Leica M6


With the start of a new year comes an urge to try something different. It's an excuse to challenge ourselves. Over the Christmas holiday I began thinking about attempting a 365 photography project. Many others I know through Twitter had already begun or would be starting on the 1st January. I have been shooting a lot more film over the last year with the acquisition of the Leica and Hasselblad. I really enjoy shooting film but there is no question that it's an expensive hobby. 

With this in mind I decided to use the 365 as a way of teaching myself more about home developing and scanning. So I decided to embark on a 365 project which involves shooting at least one image per day and then developing and scanning the b&w film myself. I have limited myself to only using my Leica M6 with the Summicron 50mm f2 lens attached and shooting ilford HP5 400 film. I realise I won't be able to produce a great image each day, some days not even a mediocre image. But for me its really about learning more about the process of shooting film and being able to develop and scan myself. I also want to be able to shoot more without having to rely on a light meter.

Now almost a month into the project I can safely say, its been hard. I have set myself the target of shooting at least 1 roll per week (often more) which I then develop and scan over the weekend. This makes it more manageable. I have however struggled to write about each image and to post on a daily basis. This is why I am now sharing January in one post. I will add the last two days into the next post as we fly out to Iceland tomorrow and I wanted to get this up before we leave.

So far I have learnt a lot about the do's and don'ts when developing film. Having now developed a handful of rolls successfully I feel fairly confident with the process. It hasn't been all smooth sailing though. I have managed to ruin one roll by not fixing it for long enough and scratch part of another roll as one of the ball bearings had slipped out of the spool, causing it to get caught when winding on. As frustrating as this has been I realise it's all a learning curve and I won't make these same mistakes again.

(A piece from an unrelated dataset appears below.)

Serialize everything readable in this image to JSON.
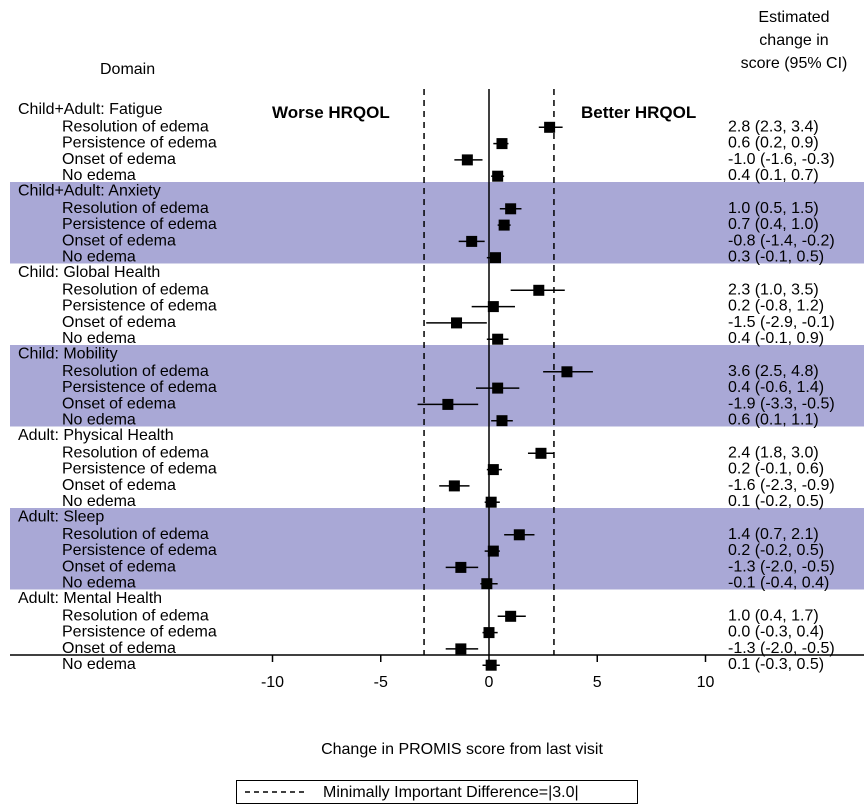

Going forward with the project I hope to be able to post more consistently. I also want to try and get some thoughts down for at least some of the images I post. Anyway here is the first batch. The good, the bad and the ugly!




It already feels like a lifetime ago we took this trip. I wanted to share these photos sooner but had a big hold up getting my film developed. I had sent off my rolls on the 21st September and they only arrived at Carmencita Lab in Spain on the 3rd November, that’s 6 weeks! Not good from Royal mail! Finally getting the email saying they had arrived at the lab was the best feeling, as I really thought I wouldn’t see them again.

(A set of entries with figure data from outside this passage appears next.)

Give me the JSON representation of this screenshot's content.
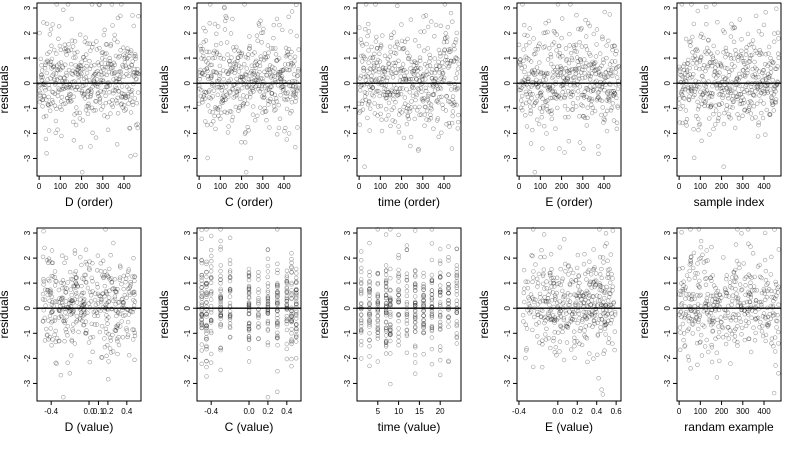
{
  "chart_data": [
    {
      "type": "scatter",
      "xlabel": "D (order)",
      "ylabel": "residuals",
      "xlim": [
        -10,
        480
      ],
      "ylim": [
        -3.7,
        3.2
      ],
      "xticks": [
        0,
        100,
        200,
        300,
        400
      ],
      "xtick_labels": [
        "0",
        "100",
        "200",
        "300",
        "400"
      ],
      "yticks": [
        -3,
        -2,
        -1,
        0,
        1,
        2,
        3
      ],
      "ytick_labels": [
        "-3",
        "-2",
        "-1",
        "0",
        "1",
        "2",
        "3"
      ],
      "hline": 0,
      "x_kind": "order",
      "n": 470,
      "seed": 11
    },
    {
      "type": "scatter",
      "xlabel": "C (order)",
      "ylabel": "residuals",
      "xlim": [
        -10,
        480
      ],
      "ylim": [
        -3.7,
        3.2
      ],
      "xticks": [
        0,
        100,
        200,
        300,
        400
      ],
      "xtick_labels": [
        "0",
        "100",
        "200",
        "300",
        "400"
      ],
      "yticks": [
        -3,
        -2,
        -1,
        0,
        1,
        2,
        3
      ],
      "ytick_labels": [
        "-3",
        "-2",
        "-1",
        "0",
        "1",
        "2",
        "3"
      ],
      "hline": 0,
      "x_kind": "order",
      "n": 470,
      "seed": 23
    },
    {
      "type": "scatter",
      "xlabel": "time (order)",
      "ylabel": "residuals",
      "xlim": [
        -10,
        480
      ],
      "ylim": [
        -3.7,
        3.2
      ],
      "xticks": [
        0,
        100,
        200,
        300,
        400
      ],
      "xtick_labels": [
        "0",
        "100",
        "200",
        "300",
        "400"
      ],
      "yticks": [
        -3,
        -2,
        -1,
        0,
        1,
        2,
        3
      ],
      "ytick_labels": [
        "-3",
        "-2",
        "-1",
        "0",
        "1",
        "2",
        "3"
      ],
      "hline": 0,
      "x_kind": "order",
      "n": 470,
      "seed": 37
    },
    {
      "type": "scatter",
      "xlabel": "E (order)",
      "ylabel": "residuals",
      "xlim": [
        -10,
        480
      ],
      "ylim": [
        -3.7,
        3.2
      ],
      "xticks": [
        0,
        100,
        200,
        300,
        400
      ],
      "xtick_labels": [
        "0",
        "100",
        "200",
        "300",
        "400"
      ],
      "yticks": [
        -3,
        -2,
        -1,
        0,
        1,
        2,
        3
      ],
      "ytick_labels": [
        "-3",
        "-2",
        "-1",
        "0",
        "1",
        "2",
        "3"
      ],
      "hline": 0,
      "x_kind": "order",
      "n": 470,
      "seed": 41
    },
    {
      "type": "scatter",
      "xlabel": "sample index",
      "ylabel": "residuals",
      "xlim": [
        -10,
        480
      ],
      "ylim": [
        -3.7,
        3.2
      ],
      "xticks": [
        0,
        100,
        200,
        300,
        400
      ],
      "xtick_labels": [
        "0",
        "100",
        "200",
        "300",
        "400"
      ],
      "yticks": [
        -3,
        -2,
        -1,
        0,
        1,
        2,
        3
      ],
      "ytick_labels": [
        "-3",
        "-2",
        "-1",
        "0",
        "1",
        "2",
        "3"
      ],
      "hline": 0,
      "x_kind": "order",
      "n": 470,
      "seed": 53
    },
    {
      "type": "scatter",
      "xlabel": "D (value)",
      "ylabel": "residuals",
      "xlim": [
        -0.55,
        0.55
      ],
      "ylim": [
        -3.7,
        3.2
      ],
      "xticks": [
        -0.4,
        0,
        0.1,
        0.2,
        0.4
      ],
      "xtick_labels": [
        "-0.4",
        "0.0",
        "0.1",
        "0.2",
        "0.4"
      ],
      "yticks": [
        -3,
        -2,
        -1,
        0,
        1,
        2,
        3
      ],
      "ytick_labels": [
        "-3",
        "-2",
        "-1",
        "0",
        "1",
        "2",
        "3"
      ],
      "hline": 0,
      "x_kind": "value",
      "n": 430,
      "seed": 61
    },
    {
      "type": "scatter",
      "xlabel": "C (value)",
      "ylabel": "residuals",
      "xlim": [
        -0.55,
        0.55
      ],
      "ylim": [
        -3.7,
        3.2
      ],
      "xticks": [
        -0.4,
        0,
        0.2,
        0.4
      ],
      "xtick_labels": [
        "-0.4",
        "0.0",
        "0.2",
        "0.4"
      ],
      "yticks": [
        -3,
        -2,
        -1,
        0,
        1,
        2,
        3
      ],
      "ytick_labels": [
        "-3",
        "-2",
        "-1",
        "0",
        "1",
        "2",
        "3"
      ],
      "hline": 0,
      "x_kind": "discrete",
      "levels": [
        -0.5,
        -0.45,
        -0.4,
        -0.3,
        -0.2,
        0,
        0.1,
        0.2,
        0.3,
        0.4,
        0.45,
        0.5
      ],
      "n": 430,
      "seed": 71
    },
    {
      "type": "scatter",
      "xlabel": "time (value)",
      "ylabel": "residuals",
      "xlim": [
        0,
        25
      ],
      "ylim": [
        -3.7,
        3.2
      ],
      "xticks": [
        5,
        10,
        15,
        20
      ],
      "xtick_labels": [
        "5",
        "10",
        "15",
        "20"
      ],
      "yticks": [
        -3,
        -2,
        -1,
        0,
        1,
        2,
        3
      ],
      "ytick_labels": [
        "-3",
        "-2",
        "-1",
        "0",
        "1",
        "2",
        "3"
      ],
      "hline": 0,
      "x_kind": "discrete",
      "levels": [
        1,
        3,
        5,
        7,
        8,
        10,
        12,
        14,
        16,
        18,
        20,
        22,
        24
      ],
      "n": 430,
      "seed": 83
    },
    {
      "type": "scatter",
      "xlabel": "E (value)",
      "ylabel": "residuals",
      "xlim": [
        -0.42,
        0.65
      ],
      "ylim": [
        -3.7,
        3.2
      ],
      "xticks": [
        -0.4,
        0,
        0.2,
        0.4,
        0.6
      ],
      "xtick_labels": [
        "-0.4",
        "0.0",
        "0.2",
        "0.4",
        "0.6"
      ],
      "yticks": [
        -3,
        -2,
        -1,
        0,
        1,
        2,
        3
      ],
      "ytick_labels": [
        "-3",
        "-2",
        "-1",
        "0",
        "1",
        "2",
        "3"
      ],
      "hline": 0,
      "x_kind": "value",
      "n": 430,
      "seed": 97
    },
    {
      "type": "scatter",
      "xlabel": "randam example",
      "ylabel": "residuals",
      "xlim": [
        -10,
        480
      ],
      "ylim": [
        -3.7,
        3.2
      ],
      "xticks": [
        0,
        100,
        200,
        300,
        400
      ],
      "xtick_labels": [
        "0",
        "100",
        "200",
        "300",
        "400"
      ],
      "yticks": [
        -3,
        -2,
        -1,
        0,
        1,
        2,
        3
      ],
      "ytick_labels": [
        "-3",
        "-2",
        "-1",
        "0",
        "1",
        "2",
        "3"
      ],
      "hline": 0,
      "x_kind": "uniform",
      "n": 420,
      "seed": 101
    }
  ]
}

Travelling to Barbados in September was a bit of a gamble as it falls in their rainy/monsoon season. But after doing some research and speaking to friends that had been at that time we decided to go for it.

As our plane touched down we were greeted with some of the heaviest rain I have ever seen. It was so heavy that they didn’t let us off the plain until it calmed down. We looked at each other and hoped we hadn’t made a terrible mistake. Luckily throughout our trip we experienced a couple of days of rain but on the whole the weather was great.

We were staying on the south coast near the village of Oistins. The island is much smaller than I had imaged. Measuring just 21 miles from north to south and 14 miles across. This made it fairly easy to get about and see a lot of the island's beautiful landscape. It's amazing just how different the coastline is on each side of the island. The south coast is dotted with smaller hotels and a lively strip of bars called St Lawrence gap. Then there is the more expensive west coast where the 5 star resorts line the pristine beaches and the celebrities hang out. Across the island on the east the coastline is rugged and baron. The water is too rough there to swim but great for surfing.

Whilst we were there we had a mixture of chilling on the beaches as well as doing a few trips. Some highlights were snorkeling with the turtles, going down 150ft in a submarine, exploring Harrison's cave, St Nicholas Abbey and taking the Mount Gay Rum tour. The local people really are some of the friendliest we have ever come across. They were all so welcoming and made our stay really memorable. For anyone thinking about going I would highly recommend making the trip. You won't be disappointed.

I knew for this trip I wanted to shoot mainly film. Having recently bought a Hasselblad 500cm it seemed to be the perfect time to get to grips shooting medium format.I also took along my trusty Leica M6 as well as my Xpro-1. My Fuji didn’t get a lot of use, as the light was so good I just wanted to shoot film. I had a few rolls of b&w Tri-x but I couldn’t bring myself to shoot them, as Barbados is a place, which needs to be captured in colour.

All images below were either taken with the Hasselblad 500CM and the Carl Zeiss Planar CF 2.8/80 or with the Leica M6 and the Voiglander Nokton 1.5/50 VM on Kodak Portra 400, Fuji 400H & Cinestill 50. All images scanned and processed by Carmencita Lab in Spain.